Back when they were lovers, Ford had been amazed by the way Mia could let herself be strong in one moment, then soft and pliable the next. Today, with her emotions running high from the wedding, he sensed that he could easily push her into not just another kiss, but so much more. Ford desperately wanted to feel her bare skin against his, needed so badly to hear those beautiful, breathless sounds she made when she came apart in his arms.


But he needed a future with her more than he needed a few fleeting moments of pleasure that would surely end with all of her walls back up.


“I want us to start over fresh, Mia.” He reached out to tip her chin up with his finger so that she had to look him in the eye. “No ultimatums this time. I know you’re going to need time for me to convince you that I can be the man you need me to be.”


“You’re serious, aren’t you?” She looked truly shocked by her realization that he meant every word he’d said to her since Friday morning. “You actually didn’t set up the showing at the tower house to mess with me for a laugh, did you?”


“I’ve never been more serious about anyone or anything in my life, Mia. I want you back.”


“Why do you keep pushing when I’ve already said no so many times?”


“Because what I see in your eyes, and what I feel in your touch, have both told me something else entirely.”


She turned her cheek into his palm for a brief, beautiful moment, before she drew herself away from him. “I heard what you said about giving me time to think about things, but I know you. You’re like a dog until you get your bone. And I can only imagine what you’ll do to make your case once we’re both out there at the reception. So since I really don’t want anyone in my family to know that we were once a very, very brief item—because then I’ll be bombarded with a trillion questions I don’t want to answer—how about we make a deal?”
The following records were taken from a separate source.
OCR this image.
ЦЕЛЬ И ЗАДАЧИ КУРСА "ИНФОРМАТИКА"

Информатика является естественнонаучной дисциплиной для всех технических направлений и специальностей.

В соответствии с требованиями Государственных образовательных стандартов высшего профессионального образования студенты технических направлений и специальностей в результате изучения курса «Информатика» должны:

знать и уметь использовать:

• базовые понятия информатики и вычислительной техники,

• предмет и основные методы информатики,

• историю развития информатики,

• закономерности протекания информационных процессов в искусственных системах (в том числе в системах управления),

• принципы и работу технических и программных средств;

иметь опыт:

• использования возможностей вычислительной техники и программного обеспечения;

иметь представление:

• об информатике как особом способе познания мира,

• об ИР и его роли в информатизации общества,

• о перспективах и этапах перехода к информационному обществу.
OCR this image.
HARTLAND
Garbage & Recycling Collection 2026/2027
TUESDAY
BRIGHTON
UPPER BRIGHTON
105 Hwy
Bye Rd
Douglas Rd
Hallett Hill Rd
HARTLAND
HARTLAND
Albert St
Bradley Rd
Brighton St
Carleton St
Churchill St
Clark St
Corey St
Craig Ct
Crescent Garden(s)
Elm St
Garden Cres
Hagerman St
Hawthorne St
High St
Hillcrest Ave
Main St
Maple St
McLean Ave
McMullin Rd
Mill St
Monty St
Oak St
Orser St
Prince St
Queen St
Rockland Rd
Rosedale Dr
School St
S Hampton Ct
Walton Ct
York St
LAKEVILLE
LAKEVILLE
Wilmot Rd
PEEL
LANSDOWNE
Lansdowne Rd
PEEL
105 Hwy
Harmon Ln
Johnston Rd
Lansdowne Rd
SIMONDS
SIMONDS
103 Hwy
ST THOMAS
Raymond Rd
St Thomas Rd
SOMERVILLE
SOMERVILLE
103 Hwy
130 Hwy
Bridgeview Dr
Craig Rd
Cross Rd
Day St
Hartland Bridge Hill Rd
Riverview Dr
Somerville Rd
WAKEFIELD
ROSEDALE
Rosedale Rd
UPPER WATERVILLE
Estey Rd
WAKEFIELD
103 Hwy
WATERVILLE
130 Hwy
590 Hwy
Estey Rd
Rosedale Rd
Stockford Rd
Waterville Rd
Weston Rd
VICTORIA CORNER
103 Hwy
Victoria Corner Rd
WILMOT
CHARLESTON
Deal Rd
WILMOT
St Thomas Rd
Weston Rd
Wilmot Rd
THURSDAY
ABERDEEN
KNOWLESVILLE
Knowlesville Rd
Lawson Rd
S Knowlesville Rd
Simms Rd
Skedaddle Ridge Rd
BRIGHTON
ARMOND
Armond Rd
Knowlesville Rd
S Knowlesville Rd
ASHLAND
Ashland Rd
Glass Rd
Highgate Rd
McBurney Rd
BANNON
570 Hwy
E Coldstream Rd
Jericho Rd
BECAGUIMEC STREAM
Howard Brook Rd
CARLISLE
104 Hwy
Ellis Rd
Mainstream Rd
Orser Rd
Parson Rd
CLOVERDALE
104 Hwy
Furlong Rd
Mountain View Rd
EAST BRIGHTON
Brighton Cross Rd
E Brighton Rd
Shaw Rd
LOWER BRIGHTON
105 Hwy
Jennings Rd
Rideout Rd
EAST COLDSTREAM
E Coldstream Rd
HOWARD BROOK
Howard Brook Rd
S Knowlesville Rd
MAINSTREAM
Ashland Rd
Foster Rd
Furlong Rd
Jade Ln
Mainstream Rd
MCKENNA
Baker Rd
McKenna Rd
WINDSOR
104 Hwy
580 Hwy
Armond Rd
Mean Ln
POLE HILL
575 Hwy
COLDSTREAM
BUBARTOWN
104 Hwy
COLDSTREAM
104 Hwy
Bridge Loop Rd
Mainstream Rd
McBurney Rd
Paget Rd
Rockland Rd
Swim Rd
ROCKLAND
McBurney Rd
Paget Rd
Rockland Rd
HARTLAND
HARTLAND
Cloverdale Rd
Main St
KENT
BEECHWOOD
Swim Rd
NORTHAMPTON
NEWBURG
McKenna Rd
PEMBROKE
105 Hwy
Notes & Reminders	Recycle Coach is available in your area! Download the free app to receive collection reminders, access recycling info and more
“What do you have in mind?”


“Now that I know you’re truly serious about buying a home in Seattle, I’ll agree to be your Realtor again. As a bonus, it means we’ll have a bona fide reason to know each other outside of this wedding, because I really don’t want to have to lie to my family about not knowing you at all when I’m pretty sure they’ll all see right through that.”


“Won’t they wonder why today is the first time you’ve mentioned that we’re working together?”


“I’ll tell them we had a client confidentiality agreement, which, considering you came to me as an anonymous client, I’d say we did. And that I just cleared it with you that it’s okay for me to talk publicly about our business arrangement.” She poked him in the chest. “But if you don’t stop looking at me like that in public, they’re going to figure out that there’s more than business between us.”


He’d just told her he wouldn’t push too hard, that he wouldn’t give her ultimatums. God, though, it was hard not to reach for her again, not to kiss her to prove to her exactly how good they were together.


“How am I looking at you?”


“Like I’m Little Red to your big bad wolf.”


“Well,” he said slowly, “I do want to eat you.”


She was half-laughing as she shook her head at his completely distasteful joke. “Do we have a deal or not?”


If he hadn’t noticed the wicked gleam in her eyes growing brighter and hotter during the past few minutes they’d been verbally sparring, he would simply have agreed with her initial suggestion. But he knew neither of them would be satisfied with that.


“One kiss, Mia.” He let his words—and the heat that came with them—sink in before he added, “One kiss and I’ll be your dirty little secret. Although, once you agree to marry me, you’re probably going to have to tell a few people eventually.”